In June our state legislature passed ground-breaking legislation requiring HIV testing to be offered routinely in medical settings. The law will go into effect on September 1. Previously, patients were required to sign a separate written consent form in order to get tested for HIV. Now, if you agree to a quick swab test, you will only have to give oral consent. When undergoing routine medical procedures or checkups, you will be offered a standard HIV blood test to sign off on along with the battery of tests that most patients receive. Once you give your consent, it stays in effect for all your future blood tests.
The federal Centers for Disease Control and Prevention estimates that 100,000 people in New York City alone are currently living with HIV infection, but more than 25,000 of them do not know it.

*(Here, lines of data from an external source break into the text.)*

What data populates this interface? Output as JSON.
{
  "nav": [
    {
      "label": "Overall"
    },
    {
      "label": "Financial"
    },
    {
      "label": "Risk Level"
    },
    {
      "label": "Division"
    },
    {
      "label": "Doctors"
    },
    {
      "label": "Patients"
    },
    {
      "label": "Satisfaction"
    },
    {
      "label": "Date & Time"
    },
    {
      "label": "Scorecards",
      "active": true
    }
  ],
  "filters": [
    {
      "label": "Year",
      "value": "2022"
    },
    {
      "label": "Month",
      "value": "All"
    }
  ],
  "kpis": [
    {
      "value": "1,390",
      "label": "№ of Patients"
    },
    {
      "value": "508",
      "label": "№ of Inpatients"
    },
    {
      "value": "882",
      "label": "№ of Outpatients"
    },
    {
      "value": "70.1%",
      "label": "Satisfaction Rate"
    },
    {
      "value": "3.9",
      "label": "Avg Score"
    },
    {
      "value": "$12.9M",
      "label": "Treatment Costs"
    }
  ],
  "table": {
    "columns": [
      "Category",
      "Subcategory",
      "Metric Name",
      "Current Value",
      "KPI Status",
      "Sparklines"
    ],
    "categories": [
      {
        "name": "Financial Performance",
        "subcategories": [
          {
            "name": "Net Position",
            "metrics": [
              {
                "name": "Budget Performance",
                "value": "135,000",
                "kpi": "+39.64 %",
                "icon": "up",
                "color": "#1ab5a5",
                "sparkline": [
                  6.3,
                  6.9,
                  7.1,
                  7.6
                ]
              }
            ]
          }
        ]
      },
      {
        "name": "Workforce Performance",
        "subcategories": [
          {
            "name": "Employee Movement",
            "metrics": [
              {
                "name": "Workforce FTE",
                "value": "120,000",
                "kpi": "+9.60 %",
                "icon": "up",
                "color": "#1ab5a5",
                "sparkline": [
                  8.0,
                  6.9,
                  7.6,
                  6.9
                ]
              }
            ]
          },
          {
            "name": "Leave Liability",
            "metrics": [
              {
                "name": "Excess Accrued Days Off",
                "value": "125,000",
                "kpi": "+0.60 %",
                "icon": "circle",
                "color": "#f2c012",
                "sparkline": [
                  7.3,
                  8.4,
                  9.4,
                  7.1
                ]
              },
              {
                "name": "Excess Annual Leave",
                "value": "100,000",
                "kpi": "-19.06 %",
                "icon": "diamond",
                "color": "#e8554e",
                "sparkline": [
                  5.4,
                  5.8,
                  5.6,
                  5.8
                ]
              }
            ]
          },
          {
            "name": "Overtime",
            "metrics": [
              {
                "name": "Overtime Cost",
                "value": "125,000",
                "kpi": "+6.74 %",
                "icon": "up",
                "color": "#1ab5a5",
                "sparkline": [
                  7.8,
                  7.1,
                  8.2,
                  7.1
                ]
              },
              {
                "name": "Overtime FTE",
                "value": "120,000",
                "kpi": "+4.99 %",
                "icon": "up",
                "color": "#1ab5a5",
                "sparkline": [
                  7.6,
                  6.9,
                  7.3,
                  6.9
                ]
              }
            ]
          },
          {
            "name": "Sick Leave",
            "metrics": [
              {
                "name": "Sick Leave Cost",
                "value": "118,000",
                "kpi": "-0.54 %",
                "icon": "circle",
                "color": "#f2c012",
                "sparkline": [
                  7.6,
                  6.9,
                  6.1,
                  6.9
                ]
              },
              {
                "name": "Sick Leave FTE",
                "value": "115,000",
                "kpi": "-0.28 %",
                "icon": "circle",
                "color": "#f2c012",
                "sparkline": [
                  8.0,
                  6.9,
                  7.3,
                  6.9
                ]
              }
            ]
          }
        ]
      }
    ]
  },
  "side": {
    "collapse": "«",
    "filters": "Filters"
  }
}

After all, HIV can take 10 years or more to progress to AIDS, the syndrome that destroys your immune system and leaves you vulnerable to all manner of opportunistic infections.
Most of these unknowing carriers of HIV feel and look healthy - and are in most respects. But they are missing out on treatments that could prevent them from progressing to AIDS. Plus, they are in danger of transmitting the virus to others, continuing to fuel the epidemic.
Yes, researchers have made enormous progress in treating HIV with antiretroviral drugs that have extended the lifespan of people with HIV by decades. HIV prevention was once driven in part by the fear of the horrible, disfiguring diseases that preceded the untimely deaths of our friends and loved ones. Now, the number of older people living with AIDS is skyrocketing as new infections rise among the young.
Today, fewer people even acknowledge having HIV because they are experiencing relatively good health (if they have access to treatment) and do not want to complicate their employment or community lives. That has made HIV prevention much, much harder in 2010, especially among young people who are under the illusion that there is a cure for HIV that involves just taking a few pills. It in fact involves taking drugs almost daily that can have very debilitating side effects for the rest of your life.